More Than Just the Trimmings
Like many restaurants, at the beginning of the pandemic, Good Stock Foods had to make a business pivot. Today, Founder and Chef Michelle Robinson says “we’re kind of like an M&M Meats, but for vegan and vegetarian people.”
The store has all kinds of ready-made meals, including pizzas, soups, curries and pasta, that are great for people who want to eat healthy but don’t have time to cook. But for a Thanksgiving turkey replacement, Robinson suggests “our walnut, cranberry, chickpea meatloaf. It has a cashew, creamy cranberry filling in the middle, and the actual loaf is made of walnuts and chickpeas and shredded zucchini and carrots. It’s in a loaf pan and you just pop it out and slice it up just like a turkey.

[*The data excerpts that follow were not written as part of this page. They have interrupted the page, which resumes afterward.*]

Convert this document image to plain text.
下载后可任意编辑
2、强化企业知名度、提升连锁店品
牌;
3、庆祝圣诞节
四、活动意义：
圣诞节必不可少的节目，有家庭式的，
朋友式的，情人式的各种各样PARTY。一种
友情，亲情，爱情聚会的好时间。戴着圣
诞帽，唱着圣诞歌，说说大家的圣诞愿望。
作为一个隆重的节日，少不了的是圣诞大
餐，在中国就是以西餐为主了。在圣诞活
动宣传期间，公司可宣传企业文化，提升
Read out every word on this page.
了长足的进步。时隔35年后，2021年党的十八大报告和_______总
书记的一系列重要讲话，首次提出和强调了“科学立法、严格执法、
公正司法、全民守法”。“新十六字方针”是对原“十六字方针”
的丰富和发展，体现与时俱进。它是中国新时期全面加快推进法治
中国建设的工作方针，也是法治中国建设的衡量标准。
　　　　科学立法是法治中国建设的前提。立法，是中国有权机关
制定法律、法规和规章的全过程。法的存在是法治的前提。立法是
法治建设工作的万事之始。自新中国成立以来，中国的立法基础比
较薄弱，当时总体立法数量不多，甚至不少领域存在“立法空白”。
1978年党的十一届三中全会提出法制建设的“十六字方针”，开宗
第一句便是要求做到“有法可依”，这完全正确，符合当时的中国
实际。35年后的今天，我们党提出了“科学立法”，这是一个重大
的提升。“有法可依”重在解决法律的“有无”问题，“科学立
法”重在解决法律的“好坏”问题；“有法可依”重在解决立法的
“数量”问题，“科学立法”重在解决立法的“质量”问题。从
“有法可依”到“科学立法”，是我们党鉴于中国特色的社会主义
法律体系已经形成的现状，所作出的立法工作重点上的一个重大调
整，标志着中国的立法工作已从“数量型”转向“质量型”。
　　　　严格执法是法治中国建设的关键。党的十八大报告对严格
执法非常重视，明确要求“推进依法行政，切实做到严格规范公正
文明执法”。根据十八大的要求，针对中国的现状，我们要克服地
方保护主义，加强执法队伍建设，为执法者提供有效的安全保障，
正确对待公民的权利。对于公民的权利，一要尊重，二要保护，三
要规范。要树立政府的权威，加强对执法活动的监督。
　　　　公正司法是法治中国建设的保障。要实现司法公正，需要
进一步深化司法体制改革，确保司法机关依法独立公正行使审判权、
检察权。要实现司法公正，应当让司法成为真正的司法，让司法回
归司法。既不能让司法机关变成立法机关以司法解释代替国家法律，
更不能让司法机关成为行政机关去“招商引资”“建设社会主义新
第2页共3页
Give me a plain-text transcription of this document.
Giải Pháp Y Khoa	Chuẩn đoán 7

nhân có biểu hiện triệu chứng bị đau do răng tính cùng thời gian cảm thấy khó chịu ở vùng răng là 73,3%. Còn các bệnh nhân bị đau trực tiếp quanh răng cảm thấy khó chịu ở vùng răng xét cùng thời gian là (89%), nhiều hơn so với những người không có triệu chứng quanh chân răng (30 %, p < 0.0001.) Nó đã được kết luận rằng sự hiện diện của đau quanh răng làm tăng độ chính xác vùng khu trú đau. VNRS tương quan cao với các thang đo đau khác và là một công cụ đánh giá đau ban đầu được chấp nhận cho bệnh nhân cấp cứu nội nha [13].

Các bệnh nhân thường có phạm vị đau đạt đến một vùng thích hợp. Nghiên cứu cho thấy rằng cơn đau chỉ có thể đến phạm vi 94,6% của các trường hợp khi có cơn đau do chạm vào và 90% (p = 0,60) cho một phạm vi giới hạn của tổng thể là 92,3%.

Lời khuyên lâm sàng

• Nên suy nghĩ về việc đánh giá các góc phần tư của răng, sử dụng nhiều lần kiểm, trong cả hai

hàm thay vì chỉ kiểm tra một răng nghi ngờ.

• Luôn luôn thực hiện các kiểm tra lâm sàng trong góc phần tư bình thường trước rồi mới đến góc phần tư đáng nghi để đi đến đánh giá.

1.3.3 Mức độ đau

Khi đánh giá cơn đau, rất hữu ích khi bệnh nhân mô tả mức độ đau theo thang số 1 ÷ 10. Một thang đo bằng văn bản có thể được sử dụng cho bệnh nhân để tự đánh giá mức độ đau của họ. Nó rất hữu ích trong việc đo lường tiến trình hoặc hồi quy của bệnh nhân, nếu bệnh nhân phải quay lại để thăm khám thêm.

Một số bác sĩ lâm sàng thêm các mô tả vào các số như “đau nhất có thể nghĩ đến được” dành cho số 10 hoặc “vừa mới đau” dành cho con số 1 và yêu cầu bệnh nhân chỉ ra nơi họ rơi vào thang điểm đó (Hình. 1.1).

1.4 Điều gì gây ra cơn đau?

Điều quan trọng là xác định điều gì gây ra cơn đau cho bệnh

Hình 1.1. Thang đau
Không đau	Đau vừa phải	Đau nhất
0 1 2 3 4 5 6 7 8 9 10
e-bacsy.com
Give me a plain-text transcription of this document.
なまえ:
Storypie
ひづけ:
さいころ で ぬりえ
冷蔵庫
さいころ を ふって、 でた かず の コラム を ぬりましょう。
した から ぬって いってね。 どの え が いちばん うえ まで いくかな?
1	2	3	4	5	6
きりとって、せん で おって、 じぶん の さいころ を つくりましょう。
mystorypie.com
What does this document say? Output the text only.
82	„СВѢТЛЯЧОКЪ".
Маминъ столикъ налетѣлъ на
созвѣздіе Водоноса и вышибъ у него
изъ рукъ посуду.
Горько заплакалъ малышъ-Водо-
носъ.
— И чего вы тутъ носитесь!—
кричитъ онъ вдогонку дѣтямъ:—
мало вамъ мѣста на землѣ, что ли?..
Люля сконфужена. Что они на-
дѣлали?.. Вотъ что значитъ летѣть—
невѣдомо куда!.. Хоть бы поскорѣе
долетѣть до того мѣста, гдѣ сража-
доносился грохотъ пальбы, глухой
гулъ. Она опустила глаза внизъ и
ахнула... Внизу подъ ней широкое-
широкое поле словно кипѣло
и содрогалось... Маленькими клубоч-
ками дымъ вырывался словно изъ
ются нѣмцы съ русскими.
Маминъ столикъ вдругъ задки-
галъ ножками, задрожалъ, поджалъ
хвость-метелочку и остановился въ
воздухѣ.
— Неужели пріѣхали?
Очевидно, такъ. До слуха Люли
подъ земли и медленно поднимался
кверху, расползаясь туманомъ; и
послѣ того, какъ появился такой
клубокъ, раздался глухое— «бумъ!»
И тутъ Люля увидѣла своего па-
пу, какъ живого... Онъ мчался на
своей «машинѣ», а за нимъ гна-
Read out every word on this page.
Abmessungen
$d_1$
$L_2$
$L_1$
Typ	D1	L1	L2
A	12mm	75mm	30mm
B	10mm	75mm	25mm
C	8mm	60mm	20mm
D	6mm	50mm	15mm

“Our butternut squash soup, with some cashew sour cream, is a nice appetizer for everyone. And for dessert, we have our pumpkin pie squares with a nice deep caramel on top. They’re really decadent. I look forward to this time every year so I can buy some myself.”
Gone Fishin’
Effing Seafood’s Owner Rob Tryon concedes that Thanksgiving is “traditionally a Turkey weekend, but I find it’s a big family weekend first. So we do see a lot of appie-style seafoods going out for starters. Or sometimes, families gather for the whole weekend, so they’ll have Turkey one night and seafood on the other, because it’s a little bit lighter.”
If you still want something big and meaty as the centrepiece, Tryon says you can’t go wrong with a whole salmon, B.C. lingcod or even some halibut steaks (the weather will certainly permit grilling this weekend). But if you’re gonna go seafood, you might as well go all the way.
“My go-to this weekend is going to be a lobster boil — support Canadian lobster, ya know? Basically, you take your baby potatoes, put them in the pot, cover them, and bring that up to a boil. Then get some local sausages, like a chorizo. Put one in for each person, and at the same time, put the lobster in. Then on top put the mussels, and corn, and you can add things like prawns or scallops, and some Effing lobster boil spice in it. And do it backyard-picnic style, with a plastic tablecloth, and just pour it out on the table or the kitchen counter and feast away.”